I occasionally wonder if my thinking is wrong. Then again, I’m not sure I would call it being wrong as much as an evolution of thinking.
When I got out of school, I was on the low-cost speaking circuit. One of my favorite slides made the point that we are involved in agribusiness, not agriculture. I was right that in order for a business to be sustainable, it first has to be profitable. However, I also learned that the correlation between money and happiness is pretty low, and that culture was as equally important as business. Lifestyle is a big part of the equation.
But in the never-ending evolution of thought that comes with age, I have figured out that lifestyle is also not the right term. Profitability, business and sustainability are definitely part of the equation. But lifestyle is not totally accurate either.

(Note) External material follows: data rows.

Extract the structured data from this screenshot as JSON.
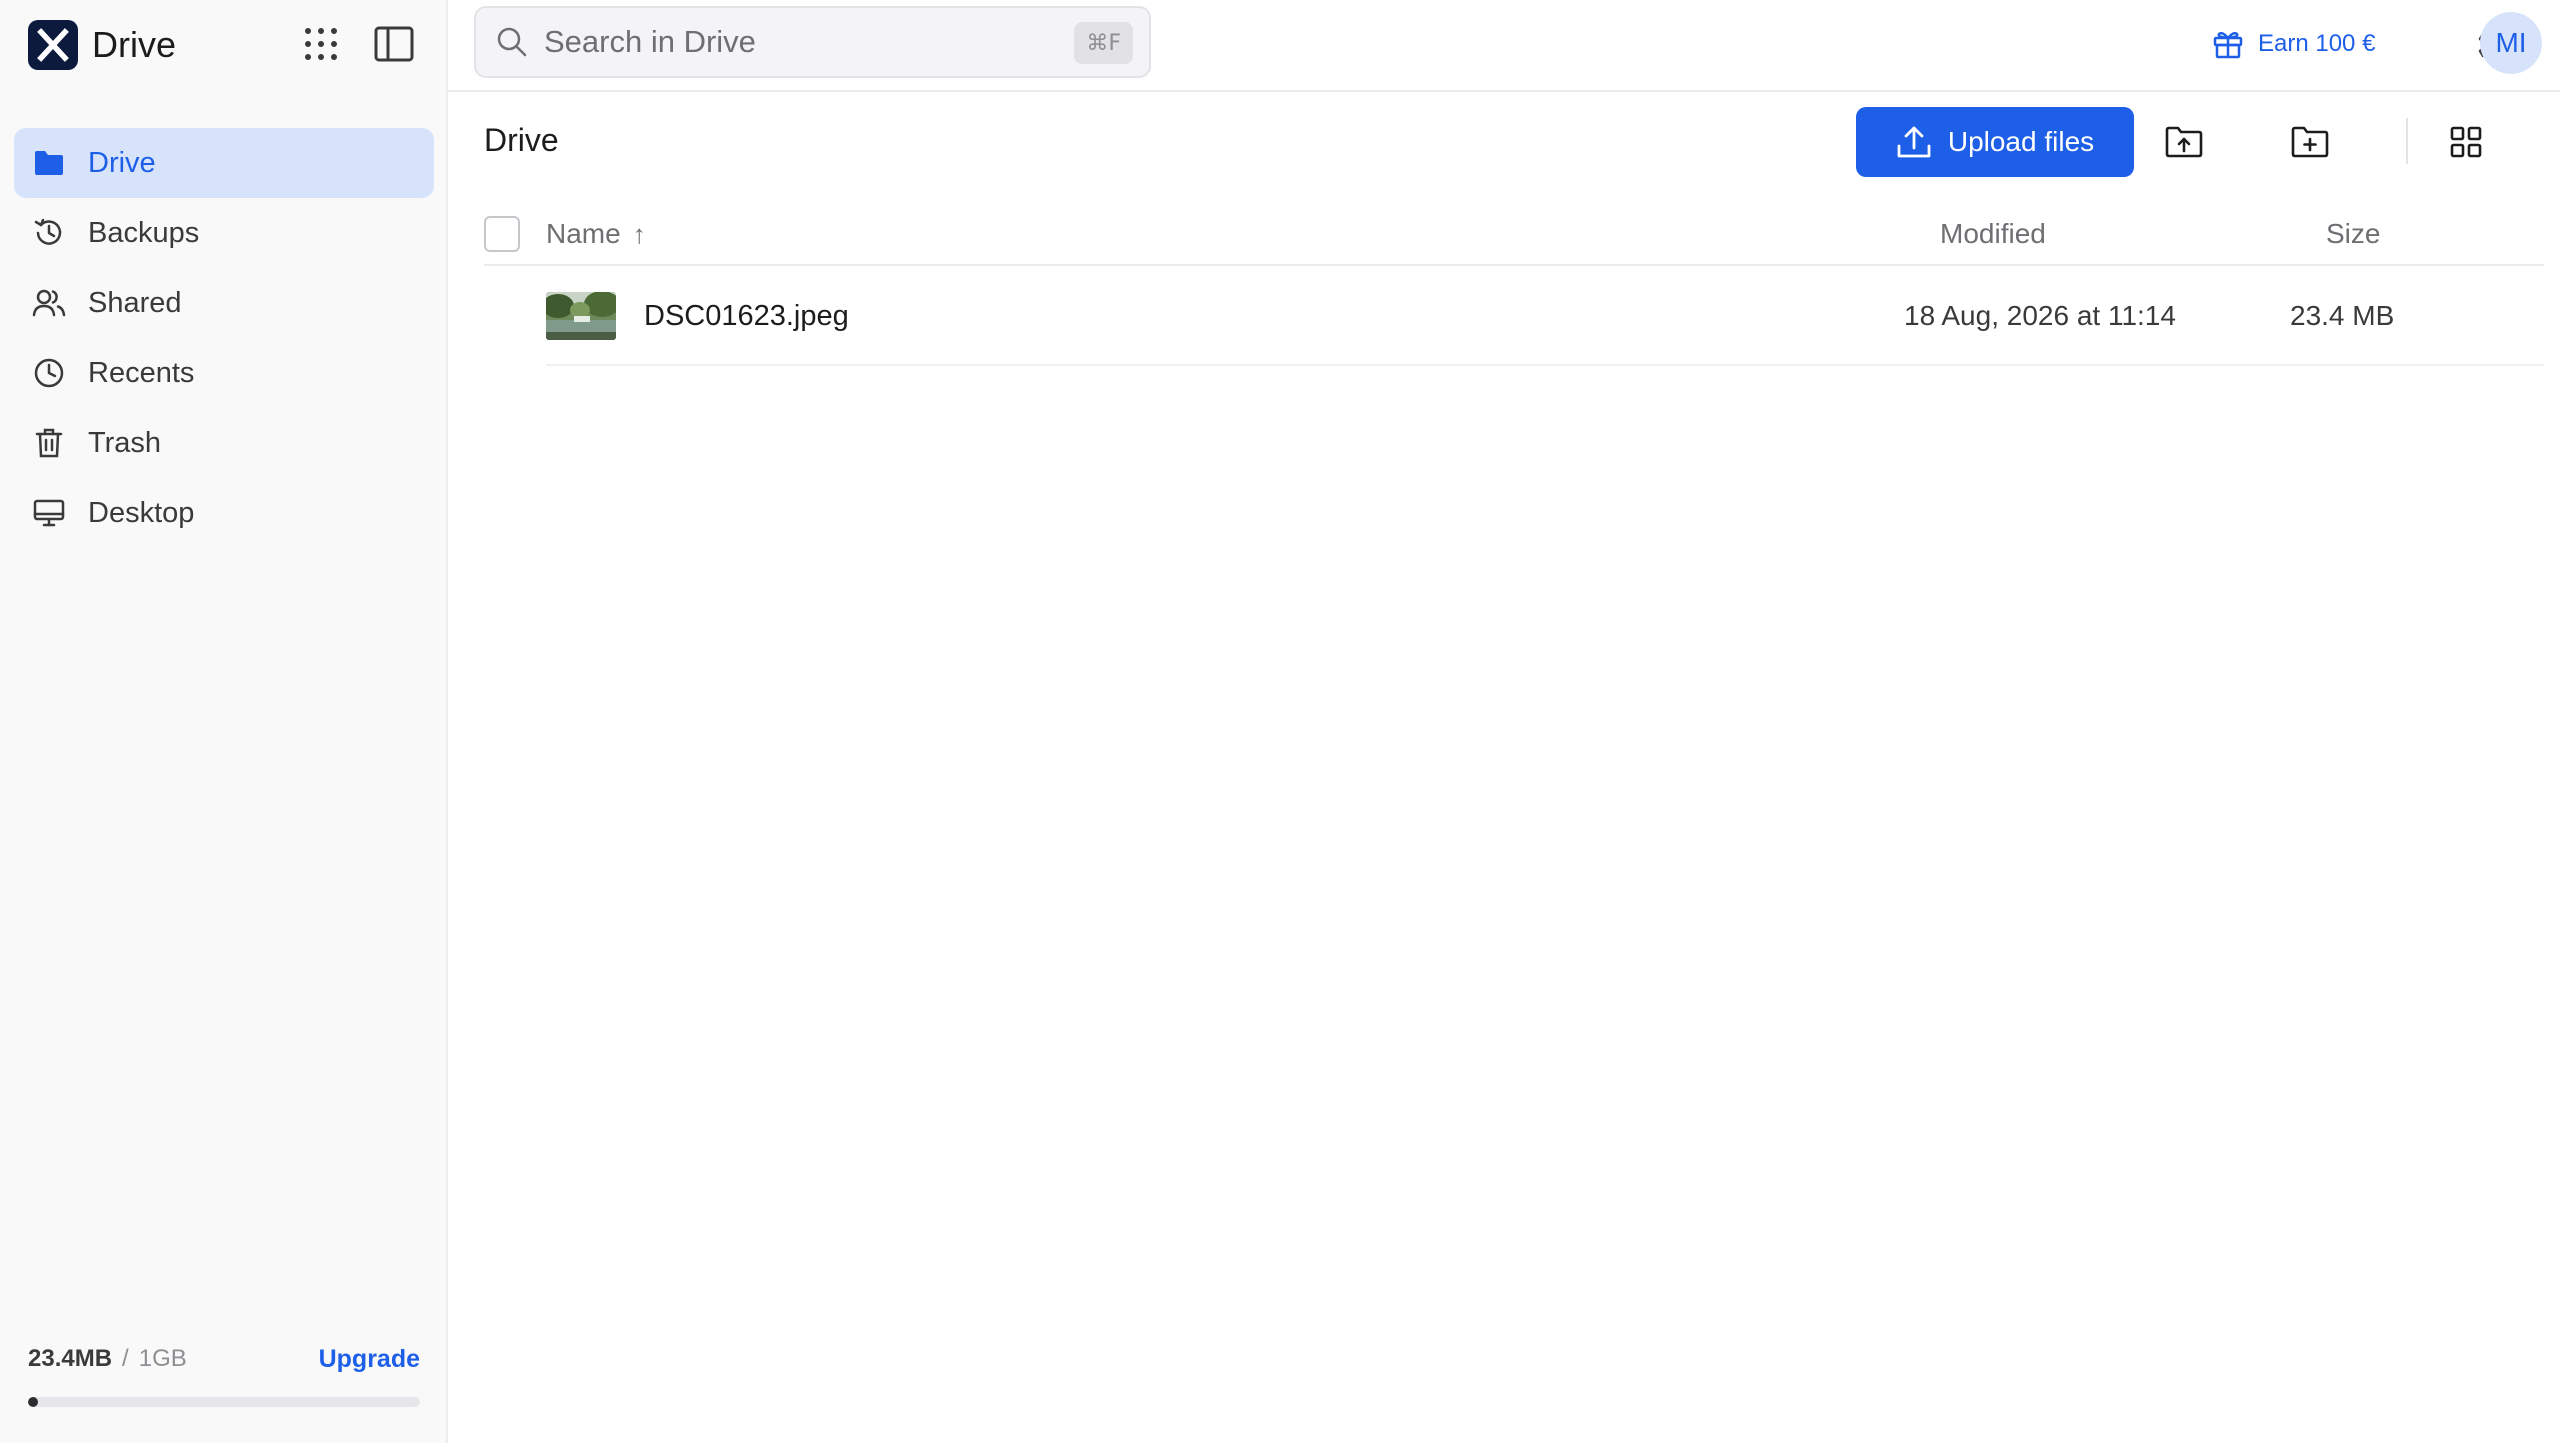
{
  "brand": {
    "name": "Drive",
    "logo_letter": "X",
    "logo_icon": "internxt-logo"
  },
  "sidebar": {
    "items": [
      {
        "label": "Drive",
        "icon": "folder-icon",
        "active": true
      },
      {
        "label": "Backups",
        "icon": "history-icon",
        "active": false
      },
      {
        "label": "Shared",
        "icon": "users-icon",
        "active": false
      },
      {
        "label": "Recents",
        "icon": "clock-icon",
        "active": false
      },
      {
        "label": "Trash",
        "icon": "trash-icon",
        "active": false
      },
      {
        "label": "Desktop",
        "icon": "monitor-icon",
        "active": false
      }
    ],
    "storage": {
      "used": "23.4MB",
      "separator": "/",
      "total": "1GB",
      "upgrade_label": "Upgrade",
      "used_fraction": 0.023
    }
  },
  "search": {
    "placeholder": "Search in Drive",
    "shortcut": "⌘F"
  },
  "header": {
    "earn_label": "Earn 100 €",
    "avatar_initials": "MI"
  },
  "main": {
    "title": "Drive",
    "upload_label": "Upload files",
    "columns": {
      "name": "Name",
      "sort_indicator": "↑",
      "modified": "Modified",
      "size": "Size"
    },
    "files": [
      {
        "name": "DSC01623.jpeg",
        "modified": "18 Aug, 2026 at 11:14",
        "size": "23.4 MB"
      }
    ]
  },
  "colors": {
    "accent": "#1e5fe8",
    "active_bg": "#d6e3fb",
    "sidebar_bg": "#f9f9fa"
  }
}
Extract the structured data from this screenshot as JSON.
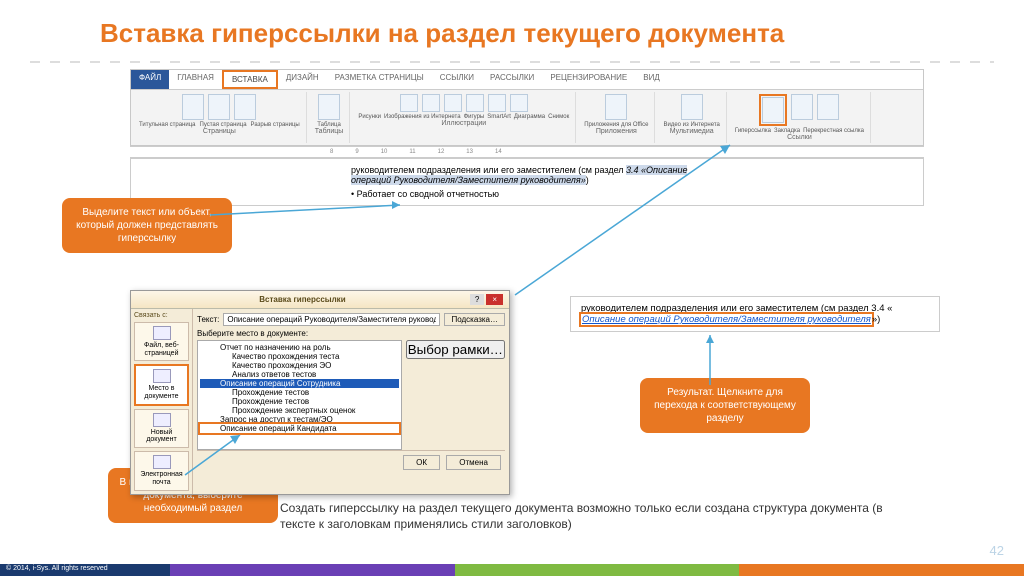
{
  "title": "Вставка гиперссылки на раздел текущего документа",
  "ribbon": {
    "tabs": [
      "ФАЙЛ",
      "ГЛАВНАЯ",
      "ВСТАВКА",
      "ДИЗАЙН",
      "РАЗМЕТКА СТРАНИЦЫ",
      "ССЫЛКИ",
      "РАССЫЛКИ",
      "РЕЦЕНЗИРОВАНИЕ",
      "ВИД"
    ],
    "active_tab": "ВСТАВКА",
    "groups": [
      {
        "label": "Страницы",
        "items": [
          "Титульная страница",
          "Пустая страница",
          "Разрыв страницы"
        ]
      },
      {
        "label": "Таблицы",
        "items": [
          "Таблица"
        ]
      },
      {
        "label": "Иллюстрации",
        "items": [
          "Рисунки",
          "Изображения из Интернета",
          "Фигуры",
          "SmartArt",
          "Диаграмма",
          "Снимок"
        ]
      },
      {
        "label": "Приложения",
        "items": [
          "Приложения для Office"
        ]
      },
      {
        "label": "Мультимедиа",
        "items": [
          "Видео из Интернета"
        ]
      },
      {
        "label": "Ссылки",
        "items": [
          "Гиперссылка",
          "Закладка",
          "Перекрестная ссылка"
        ],
        "highlight": "Гиперссылка"
      }
    ]
  },
  "ruler_marks": [
    "8",
    "9",
    "10",
    "11",
    "12",
    "13",
    "14"
  ],
  "doc_preview": {
    "line1_a": "руководителем подразделения или его заместителем (см раздел ",
    "line1_b": "3.4 «Описание",
    "line2": "операций Руководителя/Заместителя руководителя»",
    "line3": "Работает со сводной отчетностью"
  },
  "callouts": {
    "c1": "Выделите текст или объект, который должен представлять гиперссылку",
    "c2": "В поле отображается структура документа, выберите необходимый раздел",
    "c3": "Результат. Щелкните для перехода к соответствующему разделу"
  },
  "dialog": {
    "title": "Вставка гиперссылки",
    "link_to_label": "Связать с:",
    "text_label": "Текст:",
    "text_value": "Описание операций Руководителя/Заместителя руководителя",
    "hint_btn": "Подсказка…",
    "place_label": "Выберите место в документе:",
    "frame_btn": "Выбор рамки…",
    "side": [
      {
        "label": "Файл, веб-страницей"
      },
      {
        "label": "Место в документе",
        "selected": true
      },
      {
        "label": "Новый документ"
      },
      {
        "label": "Электронная почта"
      }
    ],
    "tree": [
      {
        "t": "Отчет по назначению на роль",
        "lvl": 2
      },
      {
        "t": "Качество прохождения теста",
        "lvl": 2
      },
      {
        "t": "Качество прохождения ЭО",
        "lvl": 2
      },
      {
        "t": "Анализ ответов тестов",
        "lvl": 2
      },
      {
        "t": "Описание операций Сотрудника",
        "lvl": 1,
        "sel": true
      },
      {
        "t": "Прохождение тестов",
        "lvl": 2
      },
      {
        "t": "Прохождение тестов",
        "lvl": 2
      },
      {
        "t": "Прохождение экспертных оценок",
        "lvl": 2
      },
      {
        "t": "Запрос на доступ к тестам/ЭО",
        "lvl": 1
      },
      {
        "t": "Описание операций Кандидата",
        "lvl": 1,
        "hl": true
      }
    ],
    "ok": "ОК",
    "cancel": "Отмена"
  },
  "result": {
    "line1_a": "руководителем подразделения или его заместителем (см раздел 3.4 «",
    "link": "Описание операций Руководителя/Заместителя руководителя",
    "line1_b": "»)"
  },
  "bottom_text": "Создать гиперссылку на раздел текущего документа возможно только если создана структура документа (в тексте к заголовкам применялись стили заголовков)",
  "page_number": "42",
  "footer": "© 2014, i-Sys. All rights reserved"
}
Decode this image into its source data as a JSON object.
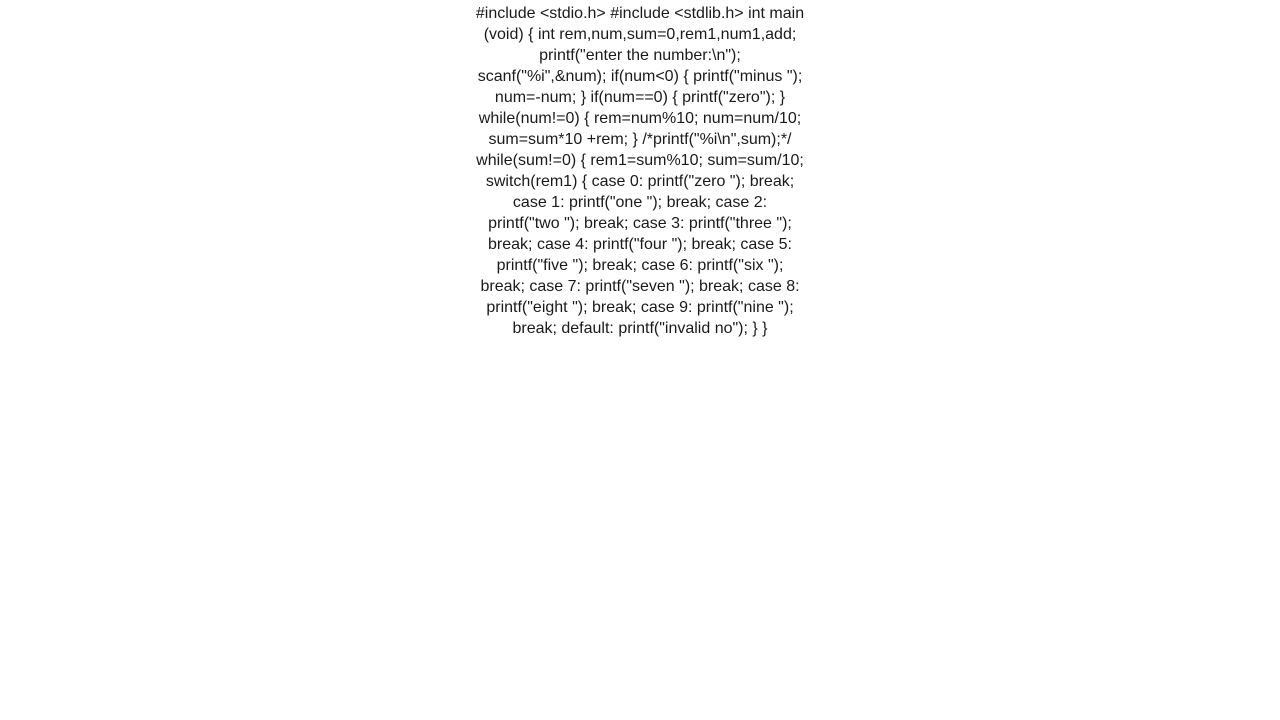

Lifestyle seems to be about feelings or emotions, and what makes agriculture special and what sets agribusiness apart from other industries is that there is a code, based on values, on absolute truths. At its core, there is faith and hard work. Of course, those may be more prevalent in agriculture than other industries, but they certainly are not exclusive.
The code hasn’t been defined definitively and it isn’t exclusive by any means, but what makes agriculture unique is that this code is so foundational that it is not written down or codified. It simply is a series of unwritten understandings: take care of the land and the animals first; your word is your bond; it isn’t that the pursuit of wealth is bad, but that true passion is the driver.
Again, these traits are not exclusive to the livestock industry. But those values, coupled with a level of passion that is pretty unique, make the cattle business a special calling.